I turn 23 today. Thus, it is good on days like today to remember the good gift God has given us called family, and to be thankful for such a gift we could never have expected. Through family God gratuitously gives us more than we need, more than we could ask for. Through family God forms and sustains and provides for us; through family God reveals to us one of the primary metaphors by which we know the character of God: parent. As the best mother and father are to their children, so even more is God to his human creatures on the earth. Similarly, through family we learn what it means to be God's people: brothers and sisters made adopted family by the death and resurrection of Jesus Christ. Even further, through family God comes to us in the rhythms of daily mundane life: meals and prayers, sleep and work, rest and play, births and funerals, anniversaries and parties. (There is an unspoken word here for a future post: memory.) The hospitality of the family that welcomes children into its midst mirrors the hospitality of the church that welcomes (read: adopts) new members into its life and worship.

There really is no end to what family is, to the wonderful mystery God has given us in the blessing of family.

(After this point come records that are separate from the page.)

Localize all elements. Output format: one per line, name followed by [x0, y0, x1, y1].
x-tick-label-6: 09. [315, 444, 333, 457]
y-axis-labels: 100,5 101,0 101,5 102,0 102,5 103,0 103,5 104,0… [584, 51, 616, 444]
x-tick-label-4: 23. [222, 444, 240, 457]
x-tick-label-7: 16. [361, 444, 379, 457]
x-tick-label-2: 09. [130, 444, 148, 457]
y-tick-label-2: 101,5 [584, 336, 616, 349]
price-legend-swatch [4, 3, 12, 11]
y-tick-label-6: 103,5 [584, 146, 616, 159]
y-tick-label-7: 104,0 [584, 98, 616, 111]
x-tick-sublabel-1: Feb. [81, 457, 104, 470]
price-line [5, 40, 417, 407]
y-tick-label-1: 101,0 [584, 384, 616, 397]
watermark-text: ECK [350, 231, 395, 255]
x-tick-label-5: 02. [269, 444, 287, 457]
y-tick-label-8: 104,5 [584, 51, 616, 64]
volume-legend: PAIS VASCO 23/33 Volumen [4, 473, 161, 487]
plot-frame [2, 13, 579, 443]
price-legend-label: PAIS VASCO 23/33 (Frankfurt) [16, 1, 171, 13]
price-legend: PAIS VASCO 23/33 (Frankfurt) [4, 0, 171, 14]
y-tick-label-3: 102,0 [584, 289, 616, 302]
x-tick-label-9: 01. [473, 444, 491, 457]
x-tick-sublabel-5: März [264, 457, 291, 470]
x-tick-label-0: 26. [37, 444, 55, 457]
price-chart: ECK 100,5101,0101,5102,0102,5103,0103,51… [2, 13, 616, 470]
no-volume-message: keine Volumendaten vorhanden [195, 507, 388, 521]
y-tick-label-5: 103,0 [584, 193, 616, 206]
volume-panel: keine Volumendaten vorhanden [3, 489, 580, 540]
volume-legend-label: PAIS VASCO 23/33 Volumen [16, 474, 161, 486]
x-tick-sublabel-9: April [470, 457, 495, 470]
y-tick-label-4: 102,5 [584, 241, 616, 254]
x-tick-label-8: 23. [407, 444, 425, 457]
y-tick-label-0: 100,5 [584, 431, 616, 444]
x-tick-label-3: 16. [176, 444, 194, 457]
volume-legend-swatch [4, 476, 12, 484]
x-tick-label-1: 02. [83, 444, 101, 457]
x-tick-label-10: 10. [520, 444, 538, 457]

It can be difficult for those of us who "take for granted" family being cohesive, supportive, noncoercive, loving, interdependent, and Christ-centered to simply accept the gifts (great and small) from family as if they are "due" us, as if we are "owed" them or it is "just normal."

No, it is not just normal; no, we are not entitled to it; no, there is no gift too small or routine for which we ought not to be extravagently grateful. Every single day is a gift, and whenever God reminds us, through the mundane reality called family, that we are not abandoned or alone, let us be thankful. Let us thank God and thank our families for such unique and caring graces, that we might be a part of a mystery we assume is normal.

Family is not normal, but neither is the God we serve. And thank heaven for an abnormal God.